Илюша обеспечивал мне полную презумпцию невиновности перед остальными людьми. Ни разу не слышал, что бы он сказал про меня худое, и другим никогда этого не позволил бы. Периодически находились коллеги, желающие накрутить его. Они давили на больное, рассказывая ему, какой он великий, гениальный, потрясающий, и заканчивали примерно так: «Илюш, тебе не надоело быть полузащитником, пасы подавать, чтобы другой забивал голы? Тебе оно надо — подносить снаряды, чтобы кто-то палил из пушки?»
Илюха проходил такие испытания достойно. Но я, зная его как облупленного, замечал тень печали на челе. Вот он вернулся из Москвы. Мне достаточно было взгляда, чтобы понять: Лелик пообщался с «доброжелателями». «Илюша, что у нас не так?» — я, изувер и иезуит, выворачивал его наизнанку. А почему так делал? В кадр должны входить влюбленные друг в друга люди. Группа, понимая, что съемки задержатся часа на два, растворялась, оставляя нас одних.
Я садился напротив него и начинал: «Ну, расскажи, Илюша, с кем пообщался в столичном ресторане, кто тебе говнеца подлил в стаканчик?»
Съемки действительно откладывались, но потом продолжались в ином качестве. Потому что в итоге мы целовались и шли играть.
Конечно, я все знал про него, а он про меня. С кем еще делиться? Илюша — свидетель моего развода и моего романа. Он, как умел, меня прикрывал, хотя генетически не мог врать. Только молчать, отвернуться и ничего не говорить, чем моментально подставлял. Но ради меня ему пришлось однажды преодолеть врожденную честность: «Почему я вернулся один? Попали на разные рейсы. В эконом-классе не было мест, в бизнесе только по отдельности, я полетел сразу в Петербург, а этот дурак через Москву, где нелетная погода».
Что он нес, я знаю в пересказе, но Илюша вытаскивал меня из серьезных ситуаций, при этом оставаясь в хороших отношениях с моими бывшими женами. «Если ты кого-то разлюбил, — говорил он, — это не значит, что я должен перестать здороваться».
В отличие от меня Олейников женился раз и навсегда. Он был абсолютно чокнутый семьянин. Стоило Илье позвонить Денису или Ире, а тем не взять трубку — все, съемки прекращались. Лелик бросал работу и названивал им каждые пять минут, пока не добивался цели.
— Ира, где ты?
— В церкви.
— Очень прошу навсегда запомнить, что, кроме Бога, у тебя есть еще я.
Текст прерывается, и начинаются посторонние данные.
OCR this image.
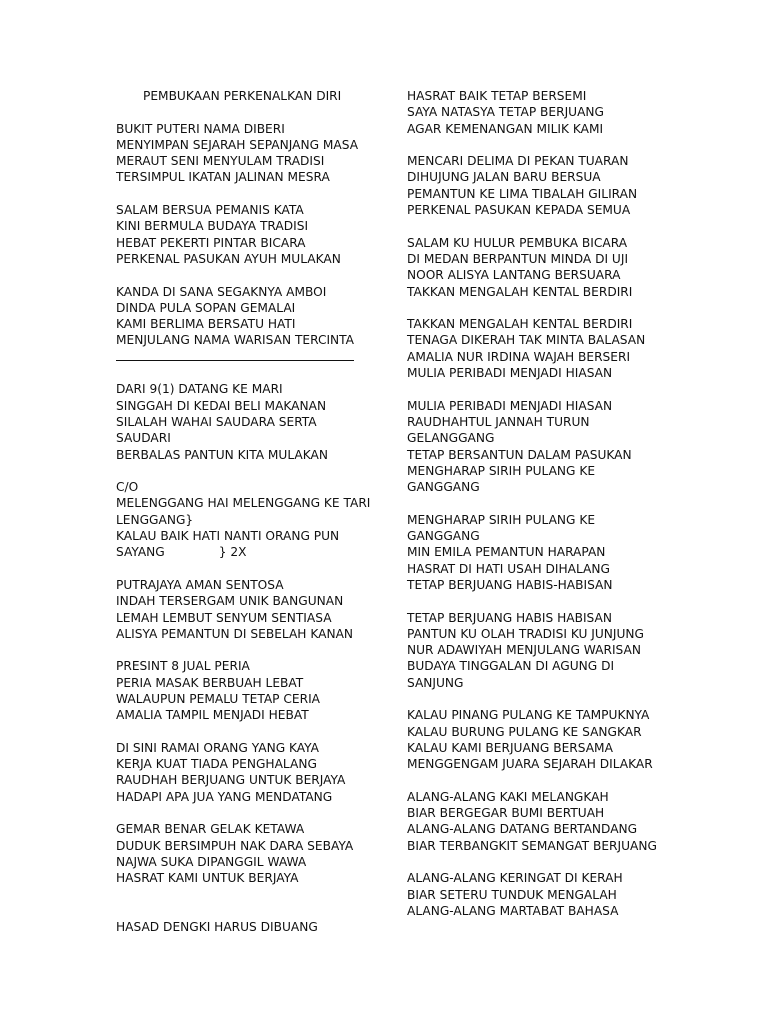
PEMBUKAAN PERKENALKAN DIRI
BUKIT PUTERI NAMA DIBERI
MENYIMPAN SEJARAH SEPANJANG MASA
MERAUT SENI MENYULAM TRADISI
TERSIMPUL IKATAN JALINAN MESRA
SALAM BERSUA PEMANIS KATA
KINI BERMULA BUDAYA TRADISI
HEBAT PEKERTI PINTAR BICARA
PERKENAL PASUKAN AYUH MULAKAN
KANDA DI SANA SEGAKNYA AMBOI
DINDA PULA SOPAN GEMALAI
KAMI BERLIMA BERSATU HATI
MENJULANG NAMA WARISAN TERCINTA
DARI 9(1) DATANG KE MARI
SINGGAH DI KEDAI BELI MAKANAN
SILALAH WAHAI SAUDARA SERTA
SAUDARI
BERBALAS PANTUN KITA MULAKAN
C/O
MELENGGANG HAI MELENGGANG KE TARI
LENGGANG}
KALAU BAIK HATI NANTI ORANG PUN
SAYANG	} 2X
PUTRAJAYA AMAN SENTOSA
INDAH TERSERGAM UNIK BANGUNAN
LEMAH LEMBUT SENYUM SENTIASA
ALISYA PEMANTUN DI SEBELAH KANAN
PRESINT 8 JUAL PERIA
PERIA MASAK BERBUAH LEBAT
WALAUPUN PEMALU TETAP CERIA
AMALIA TAMPIL MENJADI HEBAT
DI SINI RAMAI ORANG YANG KAYA
KERJA KUAT TIADA PENGHALANG
RAUDHAH BERJUANG UNTUK BERJAYA
HADAPI APA JUA YANG MENDATANG
GEMAR BENAR GELAK KETAWA
DUDUK BERSIMPUH NAK DARA SEBAYA
NAJWA SUKA DIPANGGIL WAWA
HASRAT KAMI UNTUK BERJAYA
HASAD DENGKI HARUS DIBUANG
HASRAT BAIK TETAP BERSEMI
SAYA NATASYA TETAP BERJUANG
AGAR KEMENANGAN MILIK KAMI
MENCARI DELIMA DI PEKAN TUARAN
DIHUJUNG JALAN BARU BERSUA
PEMANTUN KE LIMA TIBALAH GILIRAN
PERKENAL PASUKAN KEPADA SEMUA
SALAM KU HULUR PEMBUKA BICARA
DI MEDAN BERPANTUN MINDA DI UJI
NOOR ALISYA LANTANG BERSUARA
TAKKAN MENGALAH KENTAL BERDIRI
TAKKAN MENGALAH KENTAL BERDIRI
TENAGA DIKERAH TAK MINTA BALASAN
AMALIA NUR IRDINA WAJAH BERSERI
MULIA PERIBADI MENJADI HIASAN
MULIA PERIBADI MENJADI HIASAN
RAUDHAHTUL JANNAH TURUN
GELANGGANG
TETAP BERSANTUN DALAM PASUKAN
MENGHARAP SIRIH PULANG KE
GANGGANG
MENGHARAP SIRIH PULANG KE
GANGGANG
MIN EMILA PEMANTUN HARAPAN
HASRAT DI HATI USAH DIHALANG
TETAP BERJUANG HABIS-HABISAN
TETAP BERJUANG HABIS HABISAN
PANTUN KU OLAH TRADISI KU JUNJUNG
NUR ADAWIYAH MENJULANG WARISAN
BUDAYA TINGGALAN DI AGUNG DI
SANJUNG
KALAU PINANG PULANG KE TAMPUKNYA
KALAU BURUNG PULANG KE SANGKAR
KALAU KAMI BERJUANG BERSAMA
MENGGENGAM JUARA SEJARAH DILAKAR
ALANG-ALANG KAKI MELANGKAH
BIAR BERGEGAR BUMI BERTUAH
ALANG-ALANG DATANG BERTANDANG
BIAR TERBANGKIT SEMANGAT BERJUANG
ALANG-ALANG KERINGAT DI KERAH
BIAR SETERU TUNDUK MENGALAH
ALANG-ALANG MARTABAT BAHASA
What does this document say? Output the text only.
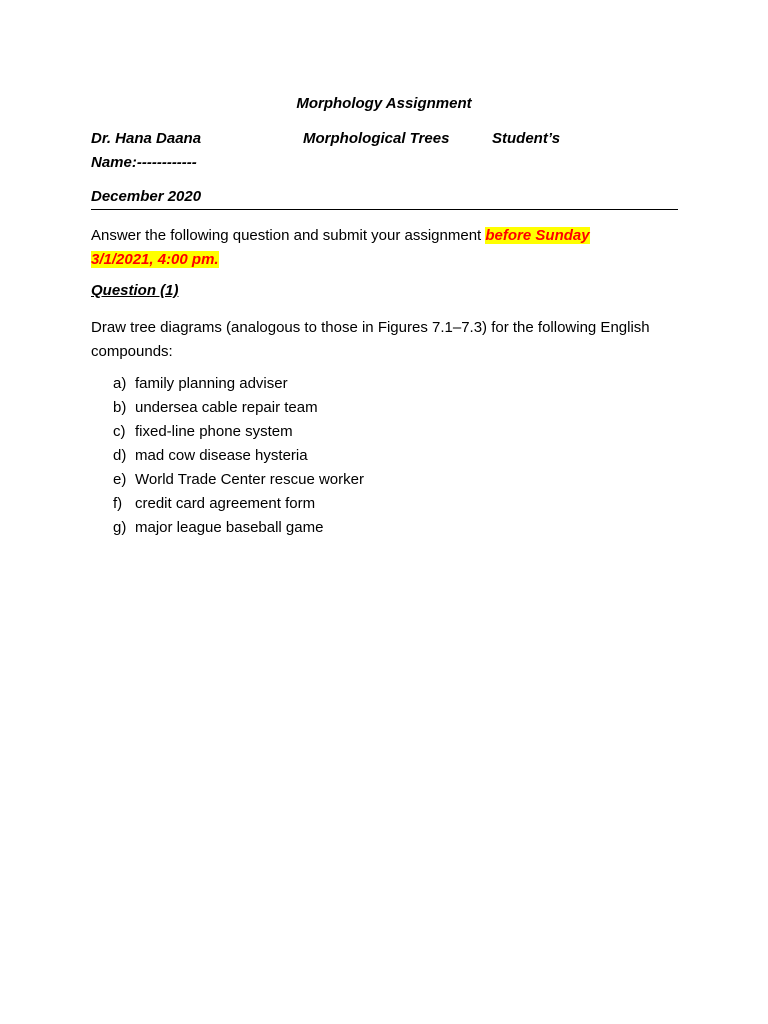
Morphology Assignment
Dr. Hana Daana	Morphological Trees	Student’s
Name:------------
December 2020
Answer the following question and submit your assignment before Sunday
3/1/2021, 4:00 pm.
Question (1)
Draw tree diagrams (analogous to those in Figures 7.1–7.3) for the following English compounds:
a) family planning adviser
b) undersea cable repair team
c) fixed-line phone system
d) mad cow disease hysteria
e) World Trade Center rescue worker
f) credit card agreement form
g) major league baseball game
Если бы она не ответила, пришлось бы заканчивать съемки, отменять концерт. Он терял способность работать, становился зацикленным человеком с потерянным взглядом:
«Я звонил уже три раза, там никого нет…»
У него была традиционная еврейская черта — ожидание худшего. Но зато как потом приятно расслабиться, зная: ничего плохого не произошло.
Олейниковы долго ютились в той самой крохотной «двушке» на бывшей окраине. Денис уже пел, дуэт «Чай вдвоем» выиграл «Ялту», а они продолжали жить все там же. Когда решили все-таки продать квартиру, новую купили в пяти минутах ходьбы от меня, в Яковлевском переулке.
К их дому вела жуткая, как после бомбежки, дорога. Как-то Илюша, встретив на концерте губернатора Петербурга Владимира Яковлева, не преминул сказать: «Мне стыдно жить в Яковлевском переулке. Он носит имя действующего руководителя города, а к дому не подъехать».
За неделю улицу реконструировали. Почти полгода, пока в их новой, но снова маленькой квартире делали ремонт, Олейниковы жили у меня. Мы очень разные в быту, в пристрастиях, в темпераментах, хотя и родились в один день.
Кто-то из знакомых выгравировал на подарке: «Они сошлися, лед и пламень…» Но в важных, принципиальных вещах мы были, простите за банальность, единомышленниками.
В последние годы Илюха стал очень спокойным, и наши отношения потеплели. Внутреннее соперничество ушло абсолютно. Мы никогда не обсуждали, что такое дружба и в чем она должна проявляться. Но во имя ее Лелик однажды согласился даже сбрить усы.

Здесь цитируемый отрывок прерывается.